Palazzo Fuga prende il nome dall'architetto Ferdinando Fuga, al quale nel 1749 re Carlo III di Borbone affidò la costruzione del "Real Albergo dei Poveri", destinato ad accogliere ed educare le masse indigenti del Regno. Nell'uso popolare divenne però successivamente il "Reclusorio" o "Serraglio", in quanto da esso diventò praticamente impossibile uscire.

Il Palazzo si estende per 103.000 metri quadri: si tratta del maggiore palazzo monumentale di Napoli, ma è anche uno degli edifici più grandi d'Europa. E il progetto iniziale prevedeva un intervento molto più vasto, che non sarà mai completato.

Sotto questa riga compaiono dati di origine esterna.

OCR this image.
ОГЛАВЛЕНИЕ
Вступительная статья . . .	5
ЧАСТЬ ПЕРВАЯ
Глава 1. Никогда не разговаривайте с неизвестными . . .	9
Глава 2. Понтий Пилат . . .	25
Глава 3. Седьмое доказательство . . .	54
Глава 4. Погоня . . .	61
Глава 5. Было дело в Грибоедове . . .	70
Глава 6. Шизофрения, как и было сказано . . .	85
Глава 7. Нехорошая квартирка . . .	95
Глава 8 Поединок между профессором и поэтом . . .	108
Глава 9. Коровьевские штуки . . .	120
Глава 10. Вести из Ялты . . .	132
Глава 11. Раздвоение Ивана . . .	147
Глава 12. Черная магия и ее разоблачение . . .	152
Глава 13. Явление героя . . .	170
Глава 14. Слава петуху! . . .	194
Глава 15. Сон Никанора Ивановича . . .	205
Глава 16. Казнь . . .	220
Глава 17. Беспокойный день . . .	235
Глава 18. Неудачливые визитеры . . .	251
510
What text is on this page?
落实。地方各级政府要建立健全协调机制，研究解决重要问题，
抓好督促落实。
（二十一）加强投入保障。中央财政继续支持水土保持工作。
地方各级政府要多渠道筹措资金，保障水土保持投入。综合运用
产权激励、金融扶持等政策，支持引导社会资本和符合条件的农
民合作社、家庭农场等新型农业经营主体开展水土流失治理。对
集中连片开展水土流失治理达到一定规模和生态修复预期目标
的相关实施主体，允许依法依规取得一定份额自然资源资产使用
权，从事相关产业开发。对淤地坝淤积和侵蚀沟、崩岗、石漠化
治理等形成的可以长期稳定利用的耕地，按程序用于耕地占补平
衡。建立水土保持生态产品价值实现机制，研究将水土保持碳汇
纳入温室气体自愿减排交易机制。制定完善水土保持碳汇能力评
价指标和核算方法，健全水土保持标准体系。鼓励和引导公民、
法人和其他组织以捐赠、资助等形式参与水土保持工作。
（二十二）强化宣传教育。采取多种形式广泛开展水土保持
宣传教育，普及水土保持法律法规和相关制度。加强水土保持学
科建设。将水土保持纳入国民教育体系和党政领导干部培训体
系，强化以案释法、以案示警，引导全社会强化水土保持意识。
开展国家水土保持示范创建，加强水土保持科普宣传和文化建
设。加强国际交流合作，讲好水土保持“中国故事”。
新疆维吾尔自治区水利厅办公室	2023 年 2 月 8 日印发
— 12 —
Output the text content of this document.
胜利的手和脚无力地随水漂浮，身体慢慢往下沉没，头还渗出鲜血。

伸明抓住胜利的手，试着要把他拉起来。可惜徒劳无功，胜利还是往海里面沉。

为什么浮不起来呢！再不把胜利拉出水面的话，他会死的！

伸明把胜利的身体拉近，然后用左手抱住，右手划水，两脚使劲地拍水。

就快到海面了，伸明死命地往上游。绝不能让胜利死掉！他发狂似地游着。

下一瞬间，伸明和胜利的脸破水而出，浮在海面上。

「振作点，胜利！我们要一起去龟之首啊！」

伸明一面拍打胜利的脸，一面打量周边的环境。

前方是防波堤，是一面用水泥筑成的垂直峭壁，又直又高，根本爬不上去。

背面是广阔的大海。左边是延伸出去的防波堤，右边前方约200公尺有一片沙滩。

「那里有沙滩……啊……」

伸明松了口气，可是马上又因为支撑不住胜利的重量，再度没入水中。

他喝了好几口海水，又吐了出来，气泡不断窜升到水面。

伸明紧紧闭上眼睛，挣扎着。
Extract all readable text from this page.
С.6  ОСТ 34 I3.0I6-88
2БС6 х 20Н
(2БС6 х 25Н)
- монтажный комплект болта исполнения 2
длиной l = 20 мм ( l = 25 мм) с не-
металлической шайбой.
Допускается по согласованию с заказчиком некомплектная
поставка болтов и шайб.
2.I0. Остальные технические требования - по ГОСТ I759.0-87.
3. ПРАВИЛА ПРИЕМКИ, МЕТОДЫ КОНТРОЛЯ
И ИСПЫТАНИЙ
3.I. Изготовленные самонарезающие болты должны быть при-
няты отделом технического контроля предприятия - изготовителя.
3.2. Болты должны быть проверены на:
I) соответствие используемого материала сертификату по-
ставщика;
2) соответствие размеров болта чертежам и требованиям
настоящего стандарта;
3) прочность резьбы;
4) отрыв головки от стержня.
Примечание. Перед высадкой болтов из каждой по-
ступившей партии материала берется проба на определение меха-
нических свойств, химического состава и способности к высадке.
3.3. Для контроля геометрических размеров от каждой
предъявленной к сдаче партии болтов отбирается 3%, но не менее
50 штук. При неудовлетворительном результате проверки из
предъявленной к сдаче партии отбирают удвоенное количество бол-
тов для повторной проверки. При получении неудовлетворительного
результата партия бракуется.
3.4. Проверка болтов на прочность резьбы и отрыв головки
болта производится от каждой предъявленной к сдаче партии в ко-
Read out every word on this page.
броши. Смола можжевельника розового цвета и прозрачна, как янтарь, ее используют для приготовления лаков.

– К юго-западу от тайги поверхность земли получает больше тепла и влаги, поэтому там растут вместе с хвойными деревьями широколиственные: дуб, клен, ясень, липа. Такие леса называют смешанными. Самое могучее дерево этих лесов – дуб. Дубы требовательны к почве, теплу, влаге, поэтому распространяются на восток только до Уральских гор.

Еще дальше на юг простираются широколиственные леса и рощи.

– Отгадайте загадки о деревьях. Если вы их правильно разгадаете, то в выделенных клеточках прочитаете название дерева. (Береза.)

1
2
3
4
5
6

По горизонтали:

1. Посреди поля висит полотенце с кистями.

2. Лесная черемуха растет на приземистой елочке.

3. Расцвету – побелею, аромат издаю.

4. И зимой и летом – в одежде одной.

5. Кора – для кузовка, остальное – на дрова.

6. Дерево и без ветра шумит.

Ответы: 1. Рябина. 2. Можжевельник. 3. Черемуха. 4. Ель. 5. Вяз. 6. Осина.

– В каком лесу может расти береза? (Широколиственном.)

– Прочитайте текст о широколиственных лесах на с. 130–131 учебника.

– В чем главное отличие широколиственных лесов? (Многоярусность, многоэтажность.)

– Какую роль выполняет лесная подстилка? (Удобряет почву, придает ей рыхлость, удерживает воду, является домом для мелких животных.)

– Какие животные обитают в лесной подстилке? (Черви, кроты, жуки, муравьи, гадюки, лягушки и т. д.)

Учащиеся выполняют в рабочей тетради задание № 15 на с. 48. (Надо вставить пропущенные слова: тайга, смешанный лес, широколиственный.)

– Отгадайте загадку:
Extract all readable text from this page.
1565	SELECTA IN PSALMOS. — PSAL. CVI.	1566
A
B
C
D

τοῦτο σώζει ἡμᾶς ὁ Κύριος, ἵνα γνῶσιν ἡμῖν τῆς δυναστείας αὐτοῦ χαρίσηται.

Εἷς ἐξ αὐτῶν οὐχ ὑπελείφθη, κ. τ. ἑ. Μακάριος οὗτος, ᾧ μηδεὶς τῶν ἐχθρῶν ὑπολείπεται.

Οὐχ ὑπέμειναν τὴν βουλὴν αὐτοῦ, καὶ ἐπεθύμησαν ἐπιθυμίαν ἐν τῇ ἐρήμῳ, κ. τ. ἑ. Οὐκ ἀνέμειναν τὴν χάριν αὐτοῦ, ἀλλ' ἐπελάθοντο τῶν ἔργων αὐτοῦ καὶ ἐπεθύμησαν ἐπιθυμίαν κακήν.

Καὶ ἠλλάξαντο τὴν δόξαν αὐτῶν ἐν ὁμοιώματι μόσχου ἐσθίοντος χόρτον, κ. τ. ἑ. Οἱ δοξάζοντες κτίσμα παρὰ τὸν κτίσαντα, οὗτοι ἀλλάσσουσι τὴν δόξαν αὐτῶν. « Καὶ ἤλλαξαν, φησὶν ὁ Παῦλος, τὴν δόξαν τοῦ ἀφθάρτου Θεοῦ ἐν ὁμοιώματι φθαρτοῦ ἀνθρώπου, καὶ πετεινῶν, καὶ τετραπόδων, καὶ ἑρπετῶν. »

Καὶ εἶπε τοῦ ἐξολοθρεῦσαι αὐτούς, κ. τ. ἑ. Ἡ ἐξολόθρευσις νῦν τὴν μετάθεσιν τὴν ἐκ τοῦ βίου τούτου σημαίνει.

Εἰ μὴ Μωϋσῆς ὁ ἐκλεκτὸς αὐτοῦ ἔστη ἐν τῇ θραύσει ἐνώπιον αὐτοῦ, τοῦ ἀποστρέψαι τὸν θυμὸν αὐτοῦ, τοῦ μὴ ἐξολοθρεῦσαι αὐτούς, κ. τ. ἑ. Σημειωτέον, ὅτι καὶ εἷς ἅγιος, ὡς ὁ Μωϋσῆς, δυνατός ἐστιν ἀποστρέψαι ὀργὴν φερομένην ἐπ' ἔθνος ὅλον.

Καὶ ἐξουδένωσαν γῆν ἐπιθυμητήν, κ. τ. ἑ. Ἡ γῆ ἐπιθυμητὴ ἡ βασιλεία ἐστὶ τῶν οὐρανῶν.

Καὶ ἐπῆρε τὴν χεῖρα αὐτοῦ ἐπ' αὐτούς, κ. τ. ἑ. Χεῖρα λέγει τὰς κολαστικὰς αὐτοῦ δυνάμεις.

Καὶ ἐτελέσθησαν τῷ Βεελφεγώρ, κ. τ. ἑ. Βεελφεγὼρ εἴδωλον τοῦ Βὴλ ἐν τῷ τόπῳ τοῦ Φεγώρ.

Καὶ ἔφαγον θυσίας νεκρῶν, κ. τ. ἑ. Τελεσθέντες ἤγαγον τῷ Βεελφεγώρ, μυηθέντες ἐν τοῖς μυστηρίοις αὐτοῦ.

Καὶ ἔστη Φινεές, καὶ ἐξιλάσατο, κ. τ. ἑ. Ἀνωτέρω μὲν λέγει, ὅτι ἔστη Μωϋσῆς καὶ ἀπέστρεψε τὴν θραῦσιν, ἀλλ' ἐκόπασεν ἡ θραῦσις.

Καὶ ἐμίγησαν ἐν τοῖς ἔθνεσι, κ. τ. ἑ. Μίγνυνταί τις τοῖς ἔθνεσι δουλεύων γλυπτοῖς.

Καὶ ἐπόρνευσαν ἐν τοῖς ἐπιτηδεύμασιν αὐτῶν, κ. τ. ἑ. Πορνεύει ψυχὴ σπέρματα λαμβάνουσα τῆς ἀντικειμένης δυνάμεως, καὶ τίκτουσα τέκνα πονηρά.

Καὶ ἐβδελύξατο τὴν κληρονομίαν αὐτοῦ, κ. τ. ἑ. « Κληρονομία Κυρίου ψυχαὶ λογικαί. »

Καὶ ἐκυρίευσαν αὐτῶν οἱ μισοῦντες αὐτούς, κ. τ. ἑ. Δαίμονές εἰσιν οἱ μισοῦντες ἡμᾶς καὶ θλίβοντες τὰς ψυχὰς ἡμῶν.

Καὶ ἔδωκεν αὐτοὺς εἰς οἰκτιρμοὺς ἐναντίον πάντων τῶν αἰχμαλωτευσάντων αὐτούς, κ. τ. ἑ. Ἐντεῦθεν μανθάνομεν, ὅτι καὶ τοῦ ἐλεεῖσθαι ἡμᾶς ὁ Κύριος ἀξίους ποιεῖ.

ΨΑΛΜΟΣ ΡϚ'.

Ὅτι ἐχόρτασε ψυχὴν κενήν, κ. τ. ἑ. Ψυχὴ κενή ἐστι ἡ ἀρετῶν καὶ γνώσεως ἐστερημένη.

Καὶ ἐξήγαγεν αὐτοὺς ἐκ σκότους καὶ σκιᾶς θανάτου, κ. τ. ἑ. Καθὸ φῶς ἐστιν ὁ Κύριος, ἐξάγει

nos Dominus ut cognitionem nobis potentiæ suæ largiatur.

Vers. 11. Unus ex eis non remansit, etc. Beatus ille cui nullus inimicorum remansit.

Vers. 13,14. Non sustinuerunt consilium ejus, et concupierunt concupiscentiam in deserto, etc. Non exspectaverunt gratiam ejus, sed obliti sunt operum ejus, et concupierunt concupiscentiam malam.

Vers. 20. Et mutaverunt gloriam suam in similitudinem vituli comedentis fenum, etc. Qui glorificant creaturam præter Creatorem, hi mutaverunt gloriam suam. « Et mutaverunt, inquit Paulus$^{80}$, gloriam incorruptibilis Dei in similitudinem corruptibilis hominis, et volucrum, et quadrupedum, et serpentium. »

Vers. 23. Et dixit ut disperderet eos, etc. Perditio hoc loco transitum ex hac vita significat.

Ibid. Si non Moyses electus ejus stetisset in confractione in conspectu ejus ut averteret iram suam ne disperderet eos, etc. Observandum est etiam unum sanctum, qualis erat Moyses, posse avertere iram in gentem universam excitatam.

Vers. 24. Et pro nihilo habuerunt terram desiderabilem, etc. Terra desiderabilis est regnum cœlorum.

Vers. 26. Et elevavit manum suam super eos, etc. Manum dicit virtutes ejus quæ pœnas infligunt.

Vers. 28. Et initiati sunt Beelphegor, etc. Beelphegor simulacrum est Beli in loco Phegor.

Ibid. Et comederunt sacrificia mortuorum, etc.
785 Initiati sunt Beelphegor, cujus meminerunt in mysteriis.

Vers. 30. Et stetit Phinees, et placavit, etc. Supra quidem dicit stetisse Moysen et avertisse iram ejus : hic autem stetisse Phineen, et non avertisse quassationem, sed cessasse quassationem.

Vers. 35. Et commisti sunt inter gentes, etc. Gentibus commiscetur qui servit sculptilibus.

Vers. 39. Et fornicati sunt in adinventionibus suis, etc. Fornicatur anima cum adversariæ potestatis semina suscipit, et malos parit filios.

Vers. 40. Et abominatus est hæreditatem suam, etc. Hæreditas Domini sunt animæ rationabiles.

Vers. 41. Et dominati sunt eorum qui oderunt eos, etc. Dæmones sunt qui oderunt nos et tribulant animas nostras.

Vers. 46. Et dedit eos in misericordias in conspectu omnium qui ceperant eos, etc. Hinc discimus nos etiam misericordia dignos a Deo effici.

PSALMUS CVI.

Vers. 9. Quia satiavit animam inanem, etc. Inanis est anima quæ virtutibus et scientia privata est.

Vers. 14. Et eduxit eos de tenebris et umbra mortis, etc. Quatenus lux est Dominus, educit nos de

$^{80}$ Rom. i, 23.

L'architetto Fuga scelse di realizzare la sua opera in un'area strategica lungo via Foria, una delle principali arterie di accesso alla città dall'entroterra. Salito al trono il nuovo re Ferdinando IV, il progetto iniziale venne ridimensionato dall'architetto Francesco Maresca, prima della definitiva sospensione dei lavori nel 1819.

Il Palazzo rappresenta uno straordinario esempio del barocco napoletano: la facciata si estende per oltre 350 metri e dietro di essa si contano più di 430 stanze distribuite su quattro livelli, la più alta delle quali misura 8 metri (l'ex dormitorio).

Nel 1929 iniziarono i primi crolli di una certa importanza, mentre il terremoto del 23 novembre 1980 provocò il distacco di alcuni solai e il crollo di un'ala a ridosso dell'Orto Botanico.

Attualmente il Palazzo è di proprietà del Comune, che nel 2000 ha avviato i lavori di consolidamento delle strutture, riconfigurazione degli spazi e bonifica, ancora non completati.